At its most basic, a candidate trying to utilize triangulation is trying to avoid the pitfalls of placing themselves on either end of the traditional Left-Right political system. As more citizens in a democracy find themselves pulled to various ideologies on both sides, aligning oneself too closely with either end of a spectrum runs the risk of alienating voters by appearing too radicalized.
An added bonus of triangulation is that it allows a candidate to cherry-pick which issues they want to take credit for from both ends of the political spectrum. This means the candidate can, through triangulation, appear to agree with their opponent when it makes political sense to do so, and disagree when public opinion is against the opposing viewpoint.
In 1996, during President Bill Clinton’s re-election bid against Republican Bob Dole, his chief political advisor, Dick Morris, articulated a new strategy, which he dubbed triangulation. The idea was to shore up Clinton’s weak spots by catering to certain Republican ideas. Since the Republicans had recently taken the House and the Senate, this made a great deal of sense. Political triangulation allowed Clinton to capitalize on his folksy charm and high approval ratings, while also capturing the general public desire for many mainstream Republican ideas and a kneejerk shying away from traditional Democratic ideas.

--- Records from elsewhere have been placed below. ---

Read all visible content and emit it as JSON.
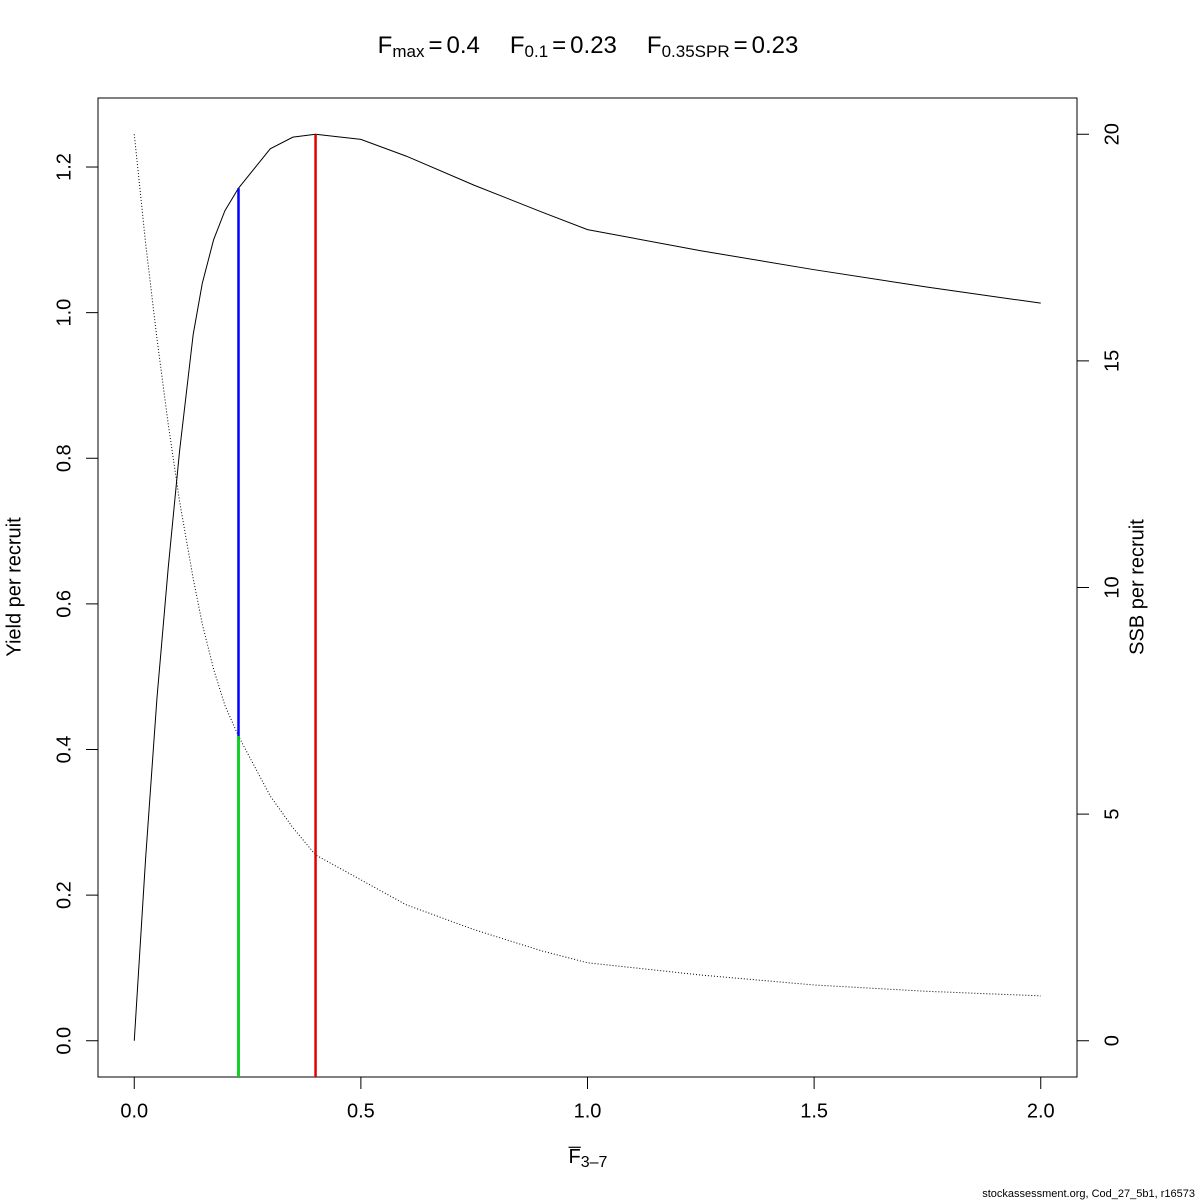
{
  "chart_data": {
    "type": "line",
    "title_parts": [
      {
        "symbol": "F",
        "subscript": "max",
        "relation": "=",
        "value": 0.4
      },
      {
        "symbol": "F",
        "subscript": "0.1",
        "relation": "=",
        "value": 0.23
      },
      {
        "symbol": "F",
        "subscript": "0.35SPR",
        "relation": "=",
        "value": 0.23
      }
    ],
    "x_label": {
      "symbol": "F",
      "subscript": "3–7"
    },
    "y_label": "Yield per recruit",
    "y2_label": "SSB per recruit",
    "x": [
      0,
      0.025,
      0.05,
      0.075,
      0.1,
      0.13,
      0.15,
      0.175,
      0.2,
      0.23,
      0.3,
      0.35,
      0.4,
      0.5,
      0.6,
      0.75,
      0.9,
      1.0,
      1.25,
      1.5,
      1.75,
      2.0
    ],
    "series": [
      {
        "color": "#000000",
        "linestyle": "solid",
        "values": [
          0,
          0.25,
          0.47,
          0.65,
          0.81,
          0.97,
          1.04,
          1.1,
          1.14,
          1.171,
          1.225,
          1.241,
          1.245,
          1.238,
          1.215,
          1.175,
          1.138,
          1.114,
          1.085,
          1.059,
          1.035,
          1.013
        ]
      },
      {
        "color": "#000000",
        "linestyle": "dotted",
        "axis": "y2",
        "values": [
          20,
          17.6,
          15.5,
          13.6,
          11.9,
          10.2,
          9.2,
          8.2,
          7.4,
          6.72,
          5.4,
          4.7,
          4.1,
          3.55,
          3.0,
          2.45,
          1.98,
          1.72,
          1.45,
          1.23,
          1.09,
          0.99
        ]
      }
    ],
    "reference_lines": [
      {
        "x": 0.4,
        "top": 1.245,
        "color": "#e00000"
      },
      {
        "x": 0.23,
        "top": 1.171,
        "color": "#0000ff"
      },
      {
        "x": 0.23,
        "top": 6.72,
        "axis": "y2",
        "color": "#00e000"
      }
    ],
    "xlim": [
      -0.08,
      2.08
    ],
    "xticks": [
      {
        "value": 0,
        "label": "0.0"
      },
      {
        "value": 0.5,
        "label": "0.5"
      },
      {
        "value": 1,
        "label": "1.0"
      },
      {
        "value": 1.5,
        "label": "1.5"
      },
      {
        "value": 2,
        "label": "2.0"
      }
    ],
    "ylim": [
      -0.0498,
      1.2948
    ],
    "yticks": [
      {
        "value": 0,
        "label": "0.0"
      },
      {
        "value": 0.2,
        "label": "0.2"
      },
      {
        "value": 0.4,
        "label": "0.4"
      },
      {
        "value": 0.6,
        "label": "0.6"
      },
      {
        "value": 0.8,
        "label": "0.8"
      },
      {
        "value": 1,
        "label": "1.0"
      },
      {
        "value": 1.2,
        "label": "1.2"
      }
    ],
    "y2lim": [
      -0.8,
      20.8
    ],
    "y2ticks": [
      0,
      5,
      10,
      15,
      20
    ],
    "footer": "stockassessment.org, Cod_27_5b1, r16573"
  }
}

The most striking example of Clinton’s use of triangulation came during his State of the Union Address in 1996, when he famously announced that the Era of Big Government was over. The Democratic Party had long held that big government was in fact a beneficial thing, and the idea that big government was something to get away from was a very populist Republican idea. Clinton coupled this statement with other ideas traditionally thought of as Republican policies, including tax cuts, balancing the budget, and reforming welfare. This political triangulation in large part allowed him to capture traditionally Republican states, and easily win reelection.

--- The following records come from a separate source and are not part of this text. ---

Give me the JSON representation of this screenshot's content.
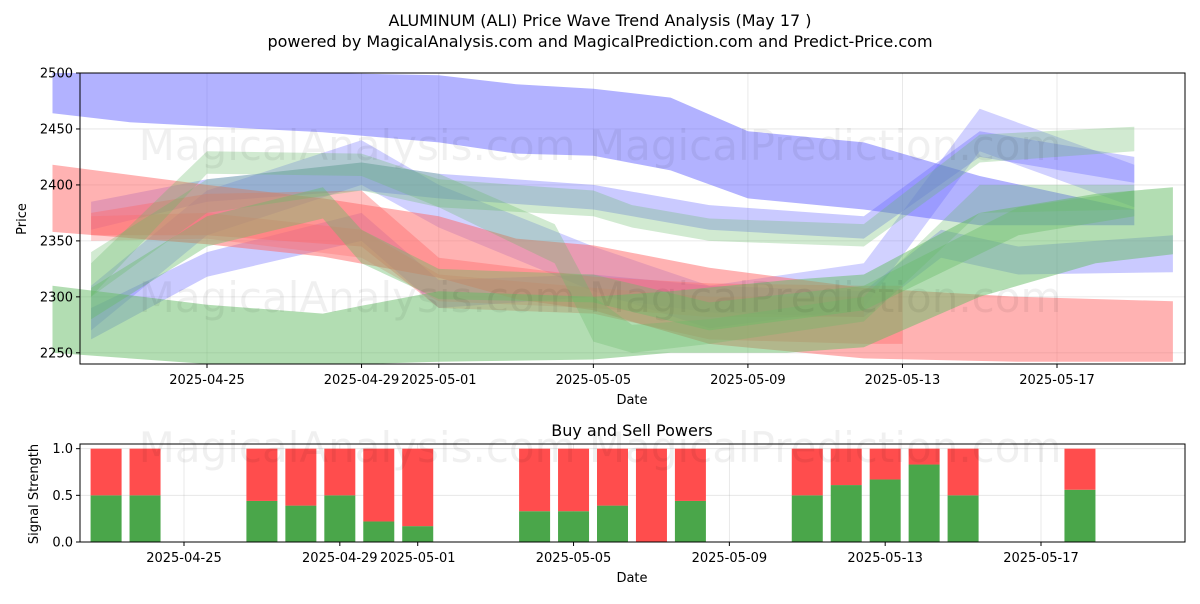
{
  "title_line1": "ALUMINUM (ALI) Price Wave Trend Analysis (May 17 )",
  "title_line2": "powered by MagicalAnalysis.com and MagicalPrediction.com and Predict-Price.com",
  "watermark": "MagicalAnalysis.com    MagicalPrediction.com",
  "colors": {
    "blue": "#6666ff",
    "red": "#ff6666",
    "green": "#66bb66",
    "buy": "#4aa64a",
    "sell": "#ff4d4d"
  },
  "chart_data": [
    {
      "type": "area",
      "title": "",
      "xlabel": "Date",
      "ylabel": "Price",
      "x_range": [
        "2025-04-21",
        "2025-05-20"
      ],
      "ylim": [
        2240,
        2500
      ],
      "y_ticks": [
        2250,
        2300,
        2350,
        2400,
        2450,
        2500
      ],
      "x_ticks": [
        "2025-04-25",
        "2025-04-29",
        "2025-05-01",
        "2025-05-05",
        "2025-05-09",
        "2025-05-13",
        "2025-05-17"
      ],
      "grid": true,
      "series": [
        {
          "color": "blue",
          "opacity": 0.5,
          "x": [
            "2025-04-21",
            "2025-04-23",
            "2025-04-28",
            "2025-05-01",
            "2025-05-03",
            "2025-05-05",
            "2025-05-07",
            "2025-05-09",
            "2025-05-12",
            "2025-05-15",
            "2025-05-19"
          ],
          "upper": [
            2500,
            2503,
            2503,
            2498,
            2490,
            2486,
            2478,
            2448,
            2438,
            2408,
            2378
          ],
          "lower": [
            2464,
            2456,
            2447,
            2438,
            2428,
            2426,
            2413,
            2388,
            2378,
            2364,
            2364
          ]
        },
        {
          "color": "blue",
          "opacity": 0.35,
          "x": [
            "2025-04-22",
            "2025-04-25",
            "2025-04-29",
            "2025-05-01",
            "2025-05-05",
            "2025-05-08",
            "2025-05-12",
            "2025-05-15",
            "2025-05-19"
          ],
          "upper": [
            2385,
            2405,
            2420,
            2410,
            2400,
            2382,
            2372,
            2448,
            2425
          ],
          "lower": [
            2360,
            2385,
            2395,
            2388,
            2378,
            2360,
            2352,
            2425,
            2402
          ]
        },
        {
          "color": "blue",
          "opacity": 0.3,
          "x": [
            "2025-04-22",
            "2025-04-25",
            "2025-04-29",
            "2025-05-01",
            "2025-05-05",
            "2025-05-08",
            "2025-05-12",
            "2025-05-15",
            "2025-05-19"
          ],
          "upper": [
            2310,
            2395,
            2440,
            2400,
            2345,
            2310,
            2330,
            2468,
            2418
          ],
          "lower": [
            2270,
            2355,
            2400,
            2362,
            2305,
            2272,
            2290,
            2430,
            2380
          ]
        },
        {
          "color": "blue",
          "opacity": 0.35,
          "x": [
            "2025-04-22",
            "2025-04-25",
            "2025-04-29",
            "2025-05-01",
            "2025-05-05",
            "2025-05-08",
            "2025-05-12",
            "2025-05-14",
            "2025-05-16",
            "2025-05-20"
          ],
          "upper": [
            2290,
            2340,
            2375,
            2315,
            2320,
            2310,
            2305,
            2360,
            2345,
            2355
          ],
          "lower": [
            2262,
            2318,
            2350,
            2290,
            2300,
            2286,
            2282,
            2335,
            2320,
            2322
          ]
        },
        {
          "color": "red",
          "opacity": 0.5,
          "x": [
            "2025-04-21",
            "2025-04-25",
            "2025-04-28",
            "2025-05-01",
            "2025-05-03",
            "2025-05-05",
            "2025-05-08",
            "2025-05-12",
            "2025-05-16",
            "2025-05-20"
          ],
          "upper": [
            2418,
            2400,
            2388,
            2372,
            2352,
            2346,
            2326,
            2308,
            2300,
            2296
          ],
          "lower": [
            2358,
            2347,
            2336,
            2317,
            2298,
            2288,
            2258,
            2245,
            2242,
            2242
          ]
        },
        {
          "color": "red",
          "opacity": 0.4,
          "x": [
            "2025-04-22",
            "2025-04-25",
            "2025-04-29",
            "2025-05-01",
            "2025-05-05",
            "2025-05-08",
            "2025-05-12",
            "2025-05-13"
          ],
          "upper": [
            2375,
            2392,
            2395,
            2335,
            2318,
            2312,
            2310,
            2310
          ],
          "lower": [
            2355,
            2355,
            2345,
            2290,
            2285,
            2262,
            2258,
            2258
          ]
        },
        {
          "color": "red",
          "opacity": 0.3,
          "x": [
            "2025-04-22",
            "2025-04-25",
            "2025-04-29",
            "2025-05-01",
            "2025-05-05",
            "2025-05-08",
            "2025-05-12"
          ],
          "upper": [
            2372,
            2375,
            2360,
            2320,
            2308,
            2300,
            2300
          ],
          "lower": [
            2350,
            2352,
            2335,
            2296,
            2290,
            2282,
            2282
          ]
        },
        {
          "color": "green",
          "opacity": 0.5,
          "x": [
            "2025-04-21",
            "2025-04-25",
            "2025-04-28",
            "2025-04-29",
            "2025-05-01",
            "2025-05-05",
            "2025-05-07",
            "2025-05-10",
            "2025-05-12",
            "2025-05-15",
            "2025-05-18",
            "2025-05-20"
          ],
          "upper": [
            2310,
            2293,
            2285,
            2292,
            2305,
            2300,
            2305,
            2315,
            2320,
            2375,
            2392,
            2398
          ],
          "lower": [
            2250,
            2240,
            2240,
            2240,
            2242,
            2244,
            2250,
            2250,
            2255,
            2300,
            2330,
            2338
          ]
        },
        {
          "color": "green",
          "opacity": 0.3,
          "x": [
            "2025-04-22",
            "2025-04-25",
            "2025-04-29",
            "2025-05-01",
            "2025-05-05",
            "2025-05-06",
            "2025-05-08",
            "2025-05-12",
            "2025-05-15",
            "2025-05-19"
          ],
          "upper": [
            2330,
            2430,
            2428,
            2405,
            2395,
            2382,
            2370,
            2365,
            2445,
            2452
          ],
          "lower": [
            2300,
            2410,
            2408,
            2380,
            2372,
            2362,
            2350,
            2345,
            2420,
            2430
          ]
        },
        {
          "color": "green",
          "opacity": 0.3,
          "x": [
            "2025-04-22",
            "2025-04-25",
            "2025-04-29",
            "2025-05-01",
            "2025-05-04",
            "2025-05-05",
            "2025-05-06",
            "2025-05-08",
            "2025-05-12",
            "2025-05-15",
            "2025-05-19"
          ],
          "upper": [
            2340,
            2405,
            2420,
            2410,
            2365,
            2300,
            2275,
            2280,
            2300,
            2400,
            2400
          ],
          "lower": [
            2300,
            2375,
            2395,
            2380,
            2330,
            2260,
            2250,
            2258,
            2278,
            2375,
            2378
          ]
        },
        {
          "color": "green",
          "opacity": 0.4,
          "x": [
            "2025-04-22",
            "2025-04-25",
            "2025-04-28",
            "2025-04-29",
            "2025-05-01",
            "2025-05-05",
            "2025-05-08",
            "2025-05-12",
            "2025-05-16",
            "2025-05-19"
          ],
          "upper": [
            2308,
            2372,
            2398,
            2360,
            2325,
            2320,
            2295,
            2310,
            2380,
            2395
          ],
          "lower": [
            2280,
            2345,
            2370,
            2330,
            2298,
            2295,
            2270,
            2288,
            2355,
            2372
          ]
        }
      ]
    },
    {
      "type": "bar",
      "title": "Buy and Sell Powers",
      "xlabel": "Date",
      "ylabel": "Signal Strength",
      "ylim": [
        0,
        1.05
      ],
      "y_ticks": [
        0.0,
        0.5,
        1.0
      ],
      "x_ticks": [
        "2025-04-25",
        "2025-04-29",
        "2025-05-01",
        "2025-05-05",
        "2025-05-09",
        "2025-05-13",
        "2025-05-17"
      ],
      "categories": [
        "2025-04-23",
        "2025-04-24",
        "2025-04-27",
        "2025-04-28",
        "2025-04-29",
        "2025-04-30",
        "2025-05-01",
        "2025-05-04",
        "2025-05-05",
        "2025-05-06",
        "2025-05-07",
        "2025-05-08",
        "2025-05-11",
        "2025-05-12",
        "2025-05-13",
        "2025-05-14",
        "2025-05-15",
        "2025-05-18"
      ],
      "series": [
        {
          "name": "Buy",
          "values": [
            0.5,
            0.5,
            0.44,
            0.39,
            0.5,
            0.22,
            0.17,
            0.33,
            0.33,
            0.39,
            0.0,
            0.44,
            0.5,
            0.61,
            0.67,
            0.83,
            0.5,
            0.56
          ]
        },
        {
          "name": "Sell",
          "values": [
            0.5,
            0.5,
            0.56,
            0.61,
            0.5,
            0.78,
            0.83,
            0.67,
            0.67,
            0.61,
            1.0,
            0.56,
            0.5,
            0.39,
            0.33,
            0.17,
            0.5,
            0.44
          ]
        }
      ]
    }
  ]
}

There is a school of thought among many Democrats in the modern political landscape that triangulation is an outdated methodology, a sort of fluke that worked for Bill Clinton, and to some extent later for Republican George Bush, but which radically failed both Al Gore and John Kerry. Both Gore and Kerry attempted to use triangulation during their presidential bids, and both were unsuccessful.
Al Gore spoke of enormous tax cuts, seen by many as a form of triangulation, but this ultimately backfired, leading many to believe he was ceding ground to George Bush’s position. John Kerry later moved towards the center and right on many issues, most notably the Iraq War, and was lambasted by the Right and the media for “flip flopping.”